Last Updated on September 5, 2023, by eNotes Editorial. Word Count: 433
Chopin's story is about the vagaries of the human heart. Set in Creole Louisiana, the story recapitulates a series of conversations a lawyer has while walking past Madame Célestin's house on his way to work. The woman claims her husband, who is absent, does not support her; the lawyer suggests she consider a divorce. Célestin, after consulting her priest who opposes divorce, seems determined nevertheless to go through with it. Eventually her husband returns home, however. The lawyer, who is attracted to Célestin and fantasizes about marrying her, learns in a final conversation that since he has returned she's decided not to follow through on the divorce threat.
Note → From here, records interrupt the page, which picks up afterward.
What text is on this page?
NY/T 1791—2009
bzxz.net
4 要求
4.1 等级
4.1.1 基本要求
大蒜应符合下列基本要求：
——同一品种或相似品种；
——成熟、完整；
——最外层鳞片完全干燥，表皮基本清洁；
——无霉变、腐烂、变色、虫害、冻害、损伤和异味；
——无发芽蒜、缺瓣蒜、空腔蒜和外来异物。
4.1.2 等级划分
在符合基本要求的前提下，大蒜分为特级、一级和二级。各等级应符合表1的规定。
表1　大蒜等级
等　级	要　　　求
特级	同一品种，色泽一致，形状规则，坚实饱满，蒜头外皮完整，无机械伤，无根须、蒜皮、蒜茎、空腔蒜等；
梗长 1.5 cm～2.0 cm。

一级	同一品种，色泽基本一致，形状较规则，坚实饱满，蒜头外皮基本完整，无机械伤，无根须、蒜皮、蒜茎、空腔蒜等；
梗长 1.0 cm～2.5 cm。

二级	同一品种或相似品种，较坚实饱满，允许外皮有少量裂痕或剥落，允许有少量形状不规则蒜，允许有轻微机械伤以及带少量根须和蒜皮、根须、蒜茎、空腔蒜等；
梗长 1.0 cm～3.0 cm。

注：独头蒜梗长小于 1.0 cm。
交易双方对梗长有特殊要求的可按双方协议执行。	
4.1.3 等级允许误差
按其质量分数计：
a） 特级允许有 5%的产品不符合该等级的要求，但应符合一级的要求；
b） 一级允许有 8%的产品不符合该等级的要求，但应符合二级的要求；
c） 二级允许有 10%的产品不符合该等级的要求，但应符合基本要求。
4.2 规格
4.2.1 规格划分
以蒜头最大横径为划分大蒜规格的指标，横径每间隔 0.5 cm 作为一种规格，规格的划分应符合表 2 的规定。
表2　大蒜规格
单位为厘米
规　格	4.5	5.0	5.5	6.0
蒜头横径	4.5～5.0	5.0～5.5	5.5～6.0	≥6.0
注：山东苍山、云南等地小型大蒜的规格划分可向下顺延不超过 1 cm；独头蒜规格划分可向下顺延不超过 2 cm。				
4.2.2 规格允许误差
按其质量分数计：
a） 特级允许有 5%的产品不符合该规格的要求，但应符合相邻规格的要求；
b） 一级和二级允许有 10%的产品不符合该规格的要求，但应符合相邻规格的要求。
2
Told from the lawyer's point of view, Chopin's story is notable for what it leaves out. Her narrative device of telling the story through polite conversations forces the reader to imagine, with the lawyer, the rest of the story—they imagine the husband to be abusive, to be a drinker, to treat his wife badly. In the same way, the reader has to draw their own conclusions about Célestin based on the scant information they are given about her: her regular habit of sweeping her porch at the same time every day (the time the lawyer passes on his way to work), her gloves that are torn showing the fingers underneath, and how she looks like something from a Watteau painting.
The woman herself is the biggest mystery of all. Her circumstances, her bravery in taking the lawyer's advice and speaking with her priest, and her apparent honesty and openness with the lawyer, suggest that her intention to divorce is sincere. Her sudden decision to forget about the divorce once her husband is back could mean that her husband found out about her plans and threatened her, or it could mean that she overstated her unhappiness with her husband. She could be either a victim, or simply weak-willed, or, perhaps, the whole divorce thing was a kind of flirtation. Like the lawyer, the reader's access to this information is limited, if not nonexistent. Madame Celestine, and her problems whatever they may be, remain unarticulated, even though (or perhaps because) she has "a good deal to say." To a large degree, the point of the story lies in how her talk is ineffectual, and how the men in the story (her husband, the priest, the lawyer) construct her regardless of what she says. In that sense, the end of the story, in which she simply capitulates to her husband, is a less a defeat for her than a return to comfortable role.